Nevertheless, existing methods for combination forecasting typically use one or a few specific methods. Specifically, various forecasting methods can provide practical information for carbon price forecasting from different perspectives due to the varying model settings. This study combines various models for carbon price forecasting. Eleven single forecasting models, namely, the autoregressive integrated moving average model (ARIMA), the exponential smoothing prediction method (ES1), Holt’s exponential smoothing prediction method (ES2), the generalized autoregressive conditional heteroscedasticity prediction model (GARCH), the generalized regression neural network prediction model (GRNN), the long short-term memory prediction model (LSTM), the nonlinear autoregression with external input prediction model (NARX), the nonlinear autoregressive neural network prediction model (NARNN), the least square support vector machine prediction model (LSSVM), the recurrent neural network model (RNN), and the back propagation neural network prediction model (BPNN), are employed to fully exploit the information provided by each method and establish the optimal combination forecasting model based on the least absolute shrinkage and selection operator (Lasso) regression.
The qualitative analysis method is commonly used for the first investigation of carbon price forecasting [
7]. With the swift progress of statistics and economics, as well as the rapid penetration of machine learning technology, researchers are gradually exploring more accurate methods to capture the evolution of carbon price series. In general, the current research on carbon price forecasting is slowly shifting focus from single forecasting methods to hybrid forecasting methods.

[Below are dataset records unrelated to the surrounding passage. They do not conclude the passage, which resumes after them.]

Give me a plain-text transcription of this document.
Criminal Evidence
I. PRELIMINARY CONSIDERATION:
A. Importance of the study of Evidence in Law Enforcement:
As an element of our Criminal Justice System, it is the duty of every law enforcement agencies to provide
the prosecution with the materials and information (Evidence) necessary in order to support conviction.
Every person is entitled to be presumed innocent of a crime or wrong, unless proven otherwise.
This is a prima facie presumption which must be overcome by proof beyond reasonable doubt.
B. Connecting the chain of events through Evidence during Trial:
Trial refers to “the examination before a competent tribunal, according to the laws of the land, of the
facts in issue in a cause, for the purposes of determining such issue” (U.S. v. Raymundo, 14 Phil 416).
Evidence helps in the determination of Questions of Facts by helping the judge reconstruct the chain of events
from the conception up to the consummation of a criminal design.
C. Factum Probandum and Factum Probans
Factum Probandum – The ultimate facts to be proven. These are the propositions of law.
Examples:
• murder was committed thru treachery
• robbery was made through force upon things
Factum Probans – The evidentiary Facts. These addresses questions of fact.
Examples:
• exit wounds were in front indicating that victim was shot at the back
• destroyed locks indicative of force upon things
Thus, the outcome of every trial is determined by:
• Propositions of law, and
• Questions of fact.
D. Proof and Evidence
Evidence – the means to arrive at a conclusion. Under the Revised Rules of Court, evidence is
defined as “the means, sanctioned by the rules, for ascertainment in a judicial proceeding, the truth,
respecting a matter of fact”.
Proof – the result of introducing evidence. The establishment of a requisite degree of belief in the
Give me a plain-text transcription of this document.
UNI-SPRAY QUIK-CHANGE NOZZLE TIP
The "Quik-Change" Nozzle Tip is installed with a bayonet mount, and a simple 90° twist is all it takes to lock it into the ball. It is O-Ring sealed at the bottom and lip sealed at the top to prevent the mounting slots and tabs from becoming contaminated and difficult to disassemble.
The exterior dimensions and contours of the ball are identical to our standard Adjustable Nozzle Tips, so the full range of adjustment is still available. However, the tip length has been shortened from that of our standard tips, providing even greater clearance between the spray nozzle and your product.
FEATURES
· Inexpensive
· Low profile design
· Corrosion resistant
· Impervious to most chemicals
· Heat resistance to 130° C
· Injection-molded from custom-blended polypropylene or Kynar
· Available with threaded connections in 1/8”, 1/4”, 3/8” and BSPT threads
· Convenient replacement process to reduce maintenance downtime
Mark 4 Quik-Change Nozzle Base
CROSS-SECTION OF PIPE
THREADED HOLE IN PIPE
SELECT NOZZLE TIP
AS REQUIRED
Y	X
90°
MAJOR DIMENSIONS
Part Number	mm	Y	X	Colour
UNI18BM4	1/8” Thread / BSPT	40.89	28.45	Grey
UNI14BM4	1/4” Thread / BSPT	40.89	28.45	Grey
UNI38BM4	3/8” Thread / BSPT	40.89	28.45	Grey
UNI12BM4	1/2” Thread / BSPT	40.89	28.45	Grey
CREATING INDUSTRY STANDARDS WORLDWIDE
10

Specifically, the single prediction method mainly refers to classical measurement and excellent artificial intelligence models. The former is based on a traditional econometric model to predict the time series. For instance, ARIMA, the most traditional time series prediction model, was used to forecast the linear components of the European Union’s carbon pricing series with favorable performance [
8]. In addition, based on the second-stage carbon price data of the European Climate Exchange (ECX) from 2008 to 2011, GARCH [
9,
10] was found to have a better fitting degree than the k-nearest neighbor model and implied volatility. Furthermore, the improved ARIMA-GARCH model also made a good prediction of the carbon price fluctuation in the European Union, which effectively captured the skewness and the fluctuation behavior in different stages [
11]. To sum up, these models are all based on comprehensive statistics and can make sound predictions for stationary time series under certain assumptions. Notwithstanding, considering the prominent non-stationary and nonlinear features of carbon trading price series, the econometric prediction model cannot capture such elements accurately, so the prediction accuracy needs further improvement. Fortunately, the artificial intelligence model makes up for this defect to some extent.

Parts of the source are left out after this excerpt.